Por Francisco Alano, Presidente da FECESC – Federação dos Trabalhadores no Comércio no Estado de Santa Catarina.
Tendo em vista o cenário complicado do emprego industrial no país, o governo brasileiro acaba de encaminhar ao Congresso a MP que institui o Programa de Proteção ao Emprego (PPE). Mais uma vez, depois da redução do IPI, da mudança na desoneração da folha de pagamentos, do regime Inovar Auto e de outras inúmeras ações de Estado, as indústrias montadoras de veículos são as maiores beneficiadas pela medida, que visa muito mais salvar as elevadas margens de lucro deste setor do que, de fato, proteger empregos.
O programa consiste na permissão para que empresas que comprovadamente estejam em má situação econômico-financeira, possam reduzir temporariamente a jornada de trabalho de seus trabalhadores (limite máximo de doze meses), com redução equivalente dos salários. Paralelamente, o Fundo de Amparo ao Trabalhador (FAT) complementa em 50% a remuneração dos trabalhadores, fazendo com que a redução de jornada de 30% tenha como contrapartida uma redução de salários entre 15 e 20%. Ou seja, uma medida que garante estabilidade dos empregos, já que a empresa que adotar o programa não pode demitir trabalhadores durante o tempo em que estiver no PPE, e, ao mesmo tempo, reduz salários e se apropria dos recursos do FAT – dinheiro do trabalhador – para novamente auxiliar setores que historicamente são beneficiados no país.
A despeito do discurso de crise e dos dados que demonstram uma forte queda nas vendas de veículos no Brasil, é preciso analisar com mais atenção este setor. Em primeiro lugar, as indústrias montadoras que afirmam estar em crise, todas filiais de matrizes europeias, norte-americanas e, mais recentemente, asiáticas, remeteram, segundo o Banco Central, em torno de US$ 16,3 bilhões ao exterior nos últimos 5 anos. Em moeda nacional, este valor fica próximo dos R$ 30 bilhões. Ou seja, durante o período de vigor excepcional na venda de veículos, as montadoras lançaram seus lucros para o exterior com o mesmo ímpeto. O prejuízo, neste caso, é duplo. Em primeiro lugar, contribuiu enormemente para a suposta má situação financeira atual do setor, já que a enorme gordura acumulada durante os últimos anos se destinou diretamente para as matrizes no exterior. Por outro lado, o prejuízo se dá nas contas nacionais, contribuindo com um enorme déficit no balanço de pagamentos.

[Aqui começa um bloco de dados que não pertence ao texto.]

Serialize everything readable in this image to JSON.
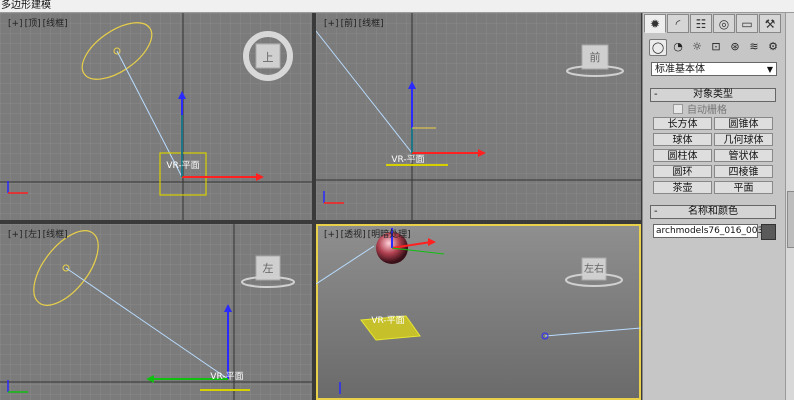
{
  "window": {
    "title": "多边形建模"
  },
  "viewports": {
    "top": {
      "tags": [
        "[+]",
        "[顶]",
        "[线框]"
      ],
      "cube_label": "上",
      "object_label": "VR-平面"
    },
    "front": {
      "tags": [
        "[+]",
        "[前]",
        "[线框]"
      ],
      "cube_label": "前",
      "object_label": "VR-平面"
    },
    "left": {
      "tags": [
        "[+]",
        "[左]",
        "[线框]"
      ],
      "cube_label": "左",
      "object_label": "VR-平面"
    },
    "perspective": {
      "tags": [
        "[+]",
        "[透视]",
        "[明暗处理]"
      ],
      "cube_label": "左右",
      "object_label": "VR-平面"
    }
  },
  "command_panel": {
    "tabs": [
      "create-icon",
      "modify-icon",
      "hierarchy-icon",
      "motion-icon",
      "display-icon",
      "utilities-icon"
    ],
    "tab_glyphs": [
      "✹",
      "◜",
      "☷",
      "◎",
      "▭",
      "⚒"
    ],
    "subtab_glyphs": [
      "◯",
      "◔",
      "☼",
      "⊡",
      "⊛",
      "≋",
      "⚙"
    ],
    "dropdown_value": "标准基本体",
    "object_type": {
      "title": "对象类型",
      "autogrid": "自动栅格",
      "buttons": [
        "长方体",
        "圆锥体",
        "球体",
        "几何球体",
        "圆柱体",
        "管状体",
        "圆环",
        "四棱锥",
        "茶壶",
        "平面"
      ]
    },
    "name_color": {
      "title": "名称和颜色",
      "name_value": "archmodels76_016_003",
      "swatch_color": "#5a5a5a"
    }
  },
  "colors": {
    "accent_yellow": "#e8d04a",
    "axis_blue": "#2a2aff",
    "axis_red": "#ff2020",
    "axis_green": "#10c010"
  }
}
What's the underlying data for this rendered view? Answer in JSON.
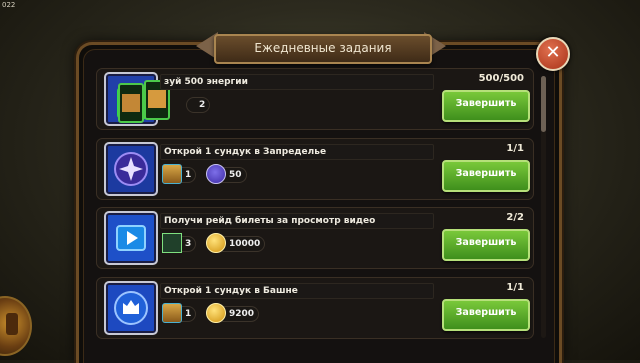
{
  "corner_label": "022",
  "header": {
    "title": "Ежедневные задания",
    "close_glyph": "✕"
  },
  "tasks": [
    {
      "title": "зуй 500 энергии",
      "progress": "500/500",
      "button": "Завершить",
      "icon": "treasure-chests-icon",
      "rewards": [
        {
          "icon": "chest-reward-icon",
          "amount": "2"
        }
      ]
    },
    {
      "title": "Открой 1 сундук в Запределье",
      "progress": "1/1",
      "button": "Завершить",
      "icon": "beyond-portal-icon",
      "rewards": [
        {
          "icon": "chest-reward-icon",
          "amount": "1"
        },
        {
          "icon": "energy-orb-icon",
          "amount": "50"
        }
      ]
    },
    {
      "title": "Получи рейд билеты за просмотр видео",
      "progress": "2/2",
      "button": "Завершить",
      "icon": "video-play-icon",
      "rewards": [
        {
          "icon": "raid-ticket-icon",
          "amount": "3"
        },
        {
          "icon": "gold-coin-icon",
          "amount": "10000"
        }
      ]
    },
    {
      "title": "Открой 1 сундук в Башне",
      "progress": "1/1",
      "button": "Завершить",
      "icon": "tower-icon",
      "rewards": [
        {
          "icon": "chest-reward-icon",
          "amount": "1"
        },
        {
          "icon": "gold-coin-icon",
          "amount": "9200"
        }
      ]
    }
  ],
  "colors": {
    "complete_button": "#4f9f24",
    "panel_border": "#6b4b24",
    "title_banner": "#5a4126"
  }
}
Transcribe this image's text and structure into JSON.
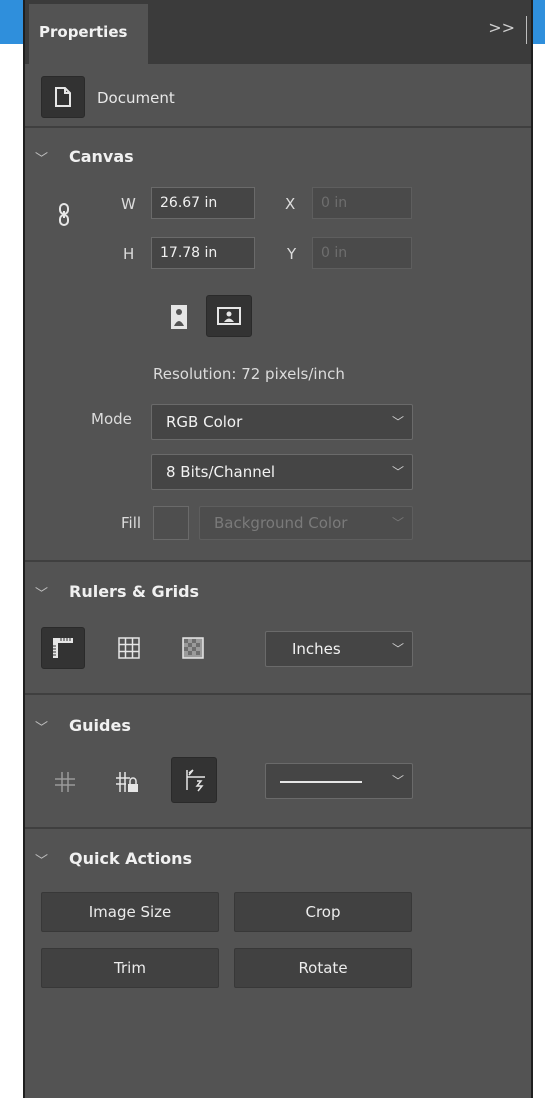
{
  "panel": {
    "tab_label": "Properties",
    "collapse_label": ">>"
  },
  "document": {
    "label": "Document"
  },
  "canvas": {
    "title": "Canvas",
    "w_label": "W",
    "w_value": "26.67 in",
    "h_label": "H",
    "h_value": "17.78 in",
    "x_label": "X",
    "x_value": "0 in",
    "y_label": "Y",
    "y_value": "0 in",
    "resolution": "Resolution: 72 pixels/inch",
    "mode_label": "Mode",
    "mode_value": "RGB Color",
    "bits_value": "8 Bits/Channel",
    "fill_label": "Fill",
    "fill_value": "Background Color"
  },
  "rulers": {
    "title": "Rulers & Grids",
    "units_value": "Inches"
  },
  "guides": {
    "title": "Guides"
  },
  "quick_actions": {
    "title": "Quick Actions",
    "buttons": [
      "Image Size",
      "Crop",
      "Trim",
      "Rotate"
    ]
  },
  "colors": {
    "panel_bg": "#535353",
    "tab_bar": "#3b3b3b",
    "accent": "#2f8fdc"
  }
}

Outro dado extremamente relevante é o de que as montadoras no Brasil praticam historicamente um preço em torno de duas vezes maior do que o praticado no exterior. Um carro que custa R$ 20 mil no exterior, chega a custar mais de R$ 40 mil no Brasil. A explicação dada pelas montadoras para isso beira a mais absoluta cara de pau: “cobram o que os brasileiros estão dispostos a pagar”. Ou seja, traduzindo para a linguagem real, o preço não tem relação alguma com o custo de produção, mas sim com a estrutura de monopólio do mercado, que garante que 7 ou 8 grandes montadoras tenham a liberdade de praticar o preço que lhes garantir a maior margem de lucro possível, uma verdadeira extorsão ao consumidor.
Já para o setor comercial, o PPE tende a ter pouco impacto imediato. Por um lado, as grandes empresas do setor passíveis de entrar no programa, em função do seu número de funcionários– supermercados e grandes redes de varejo –, estão com ótima situação econômico-financeira, sendo que dificilmente se enquadrariam no PPE. Por outro lado, parte considerável da remuneração de seus trabalhadores ocorre por meio de comissão, sendo que uma redução das vendas, nocivamente, já corrói os salários através da redução das comissões. O que é pior, no caso do comércio, reduz salários e mantém a jornada de trabalho, uma das maiores entre todos os setores econômicos. O impacto pode se dar neste sentido, no caso de que a generalização do PPE possa reduzir expressivamente os salários, contraindo o mercado interno e trazendo compressão das vendas.
Assim, mais uma vez, um dos maiores setores capitalistas do país colhe as benesses da crise que eles próprios criaram. Mostram o caráter parasitário de amplos setores da burguesia brasileira, que preferem, deliberadamente, colocar a economia do país “na lona” para saquear o Estado e os trabalhadores. Se a demanda por veículos está menor, qual o motivo para não reduzir preço e, por sua vez, ampliar as vendas? O lucro exorbitante e as remessas de lucros para o exterior ditam o modelo. Modelo que não apenas engorda o bolso de quem pouco faz, mas também amplia a desigualdade social, ligando o sinal de alerta para as conquistas dos trabalhadores dos últimos anos.